Pour de nombreux jeunes, l'agriculture n'offre pas une source de revenus viable, ce qui les amène à explorer d'autres options, telles que l'activité de mototaxi de plus en plus populaire. Connu sous le nom de "boda boda" en Ouganda et au Kenya, "Okada" au Nigeria et au Ghana, et "piki piki" en Tanzanie. Ce type d'entreprise est devenu incontournable pour de nombreux jeunes, notamment avec la montée de l'urbanisation et le déclin de l'agriculture. Dans certains cas, les jeunes vendent même leurs terres héritées pour acheter des motos, car les revenus immédiats générés par cette activité sont jugés plus avantageux que les investissements à long terme.

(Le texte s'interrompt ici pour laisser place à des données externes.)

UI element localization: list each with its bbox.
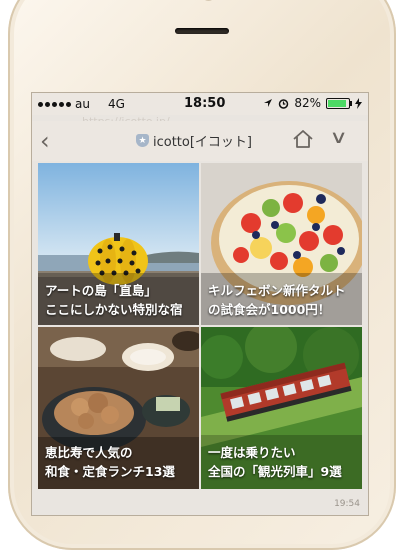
article-tile-tart[interactable]: キルフェボン新作タルト の試食会が1000円！ — [201, 163, 362, 325]
status-right: 82% — [263, 96, 362, 110]
battery-percent: 82% — [294, 96, 321, 110]
caption-line-2: 和食・定食ランチ13選 — [45, 464, 175, 479]
caption-line-2: の試食会が1000円！ — [208, 302, 331, 317]
tile-caption: アートの島「直島」 ここにしかない特別な宿 — [45, 281, 183, 319]
caption-line-1: 恵比寿で人気の — [45, 445, 133, 460]
alarm-icon — [279, 98, 289, 109]
network-label: 4G — [107, 97, 125, 111]
caption-line-2: 全国の「観光列車」9選 — [208, 464, 342, 479]
charging-icon — [355, 97, 362, 109]
article-tile-naoshima[interactable]: アートの島「直島」 ここにしかない特別な宿 — [38, 163, 199, 325]
corner-timestamp: 19:54 — [334, 499, 360, 509]
site-title[interactable]: ★ icotto[イコット] — [136, 131, 252, 150]
site-name: icotto[イコット] — [153, 135, 253, 150]
article-tile-train[interactable]: 一度は乗りたい 全国の「観光列車」9選 — [201, 327, 362, 489]
status-time: 18:50 — [184, 96, 226, 111]
signal-icon — [38, 101, 71, 107]
battery-fill — [328, 99, 347, 107]
tile-caption: 恵比寿で人気の 和食・定食ランチ13選 — [45, 443, 175, 481]
navigation-bar: ‹ ★ icotto[イコット] ∨ — [32, 121, 368, 161]
earpiece-speaker — [175, 28, 229, 34]
battery-icon — [326, 97, 352, 109]
tile-caption: キルフェボン新作タルト の試食会が1000円！ — [208, 281, 346, 319]
article-tile-ebisu-lunch[interactable]: 恵比寿で人気の 和食・定食ランチ13選 — [38, 327, 199, 489]
caption-line-2: ここにしかない特別な宿 — [45, 302, 183, 317]
back-button[interactable]: ‹ — [40, 127, 50, 155]
home-icon[interactable] — [292, 129, 314, 149]
status-bar: au 4G 18:50 82% — [32, 93, 368, 115]
carrier-label: au — [75, 97, 90, 111]
article-grid: アートの島「直島」 ここにしかない特別な宿 キルフェボン新作タルト の試食会が1… — [38, 163, 362, 489]
location-icon — [264, 99, 273, 107]
status-left: au 4G — [38, 97, 125, 111]
caption-line-1: キルフェボン新作タルト — [208, 283, 346, 298]
tile-caption: 一度は乗りたい 全国の「観光列車」9選 — [208, 443, 342, 481]
menu-chevron-button[interactable]: ∨ — [329, 127, 347, 148]
shield-icon: ★ — [136, 134, 149, 147]
caption-line-1: アートの島「直島」 — [45, 283, 157, 298]
phone-screen: au 4G 18:50 82% https://icotto.jp/ ‹ ★ i… — [32, 93, 368, 515]
caption-line-1: 一度は乗りたい — [208, 445, 296, 460]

La prolifération de ces motos-taxis est également due à l'absence d'un système de transport en commun bon marché et efficace dans des endroits comme Kampala.

L'essor fulgurant de l'industrie des motos-taxis chez les jeunes Africains a laissé les politiciens largement silencieux alors qu'ils s'efforcent d'offrir une alternative viable. Bien qu'ils soient conscients des dangers inhérents à ce type de travail et reconnaissent qu'il ne s'agit pas d'une option économique durable, les politiciens ont été incapables de fournir des solutions viables. Au lieu de cela, le nombre impressionnant de cette industrie boda-boda non réglementée en fait une force avec laquelle il faut compter. Les politiciens en ont peur pour conserver leur soutien populiste.

Les ressources naturelles peuvent-elles aider ?

Il est triste de constater que la grande quantité de ressources naturelles n'aide pas non plus la productivité. Par exemple, au Mozambique, la demande mondiale pour les précieuses pierres précieuses colorées appelées rubis ne s'est pas traduite par la prospérité des jeunes dans les communautés où se trouve Gem Fields, la société propriétaire de la mine de rubis de Monte puez. Le prix des rubis a fortement augmenté en raison de la forte demande en Asie, mais cela ne s'est pas traduit par des opportunités d'emploi pour les jeunes de ces communautés. Au lieu de cela, il semble être une opportunité de cash-out pour les investisseurs néocoloniaux.

Au cours des dix dernières années, le propriétaire britannique des mines de rubis au Mozambique a vendu pour plus de 500 millions d'euros de rubis dans le monde entier. Au-delà des cascades de relations publiques traitant de la responsabilité sociale des entreprises, ces entreprises se contentent d'extraire cette richesse sans employer les communautés de jeunes. Cela a poussé les jeunes de Monte puez à se rendre sur les terres appartenant à Gem fields pour exploiter illégalement ces précieuses pierres précieuses.

Conclusion

Lee Kuan Yew, le père du Singapour moderne, a écrit dans son livre « Du tiers-monde au premier monde », que pour que la société se transforme, « il faut l'émergence d'une élite critique éclairée » qui poussera les rouages ​​de la société. En Afrique, nous semblons manquer de cette élite éclairée qui pense pour la société en général. Afin de créer un cycle de croissance autonome, il est essentiel d'investir dans le capital humain et de veiller à ce que les individus puissent mettre leurs compétences à profit localement plutôt que de migrer pour bâtir les économies d'autres nations. Cela nécessite des investissements importants dans l'éducation et la mise en place de politique d'incitations pour les secteurs viables tels que l'agriculture et l'économie numérique.

Si nous agissons de manière décisive et rapide, la population croissante de jeunes en Afrique peut passer d'un handicap potentiel à un atout considérable. Cependant, si nous n'agissons pas, nous risquons de faire face à une bombe à retardement qui pourrait devenir impossible à désamorcer. Seul le temps nous dira si nous récolterons un dividende démographique ou subirons les conséquences de l'inaction.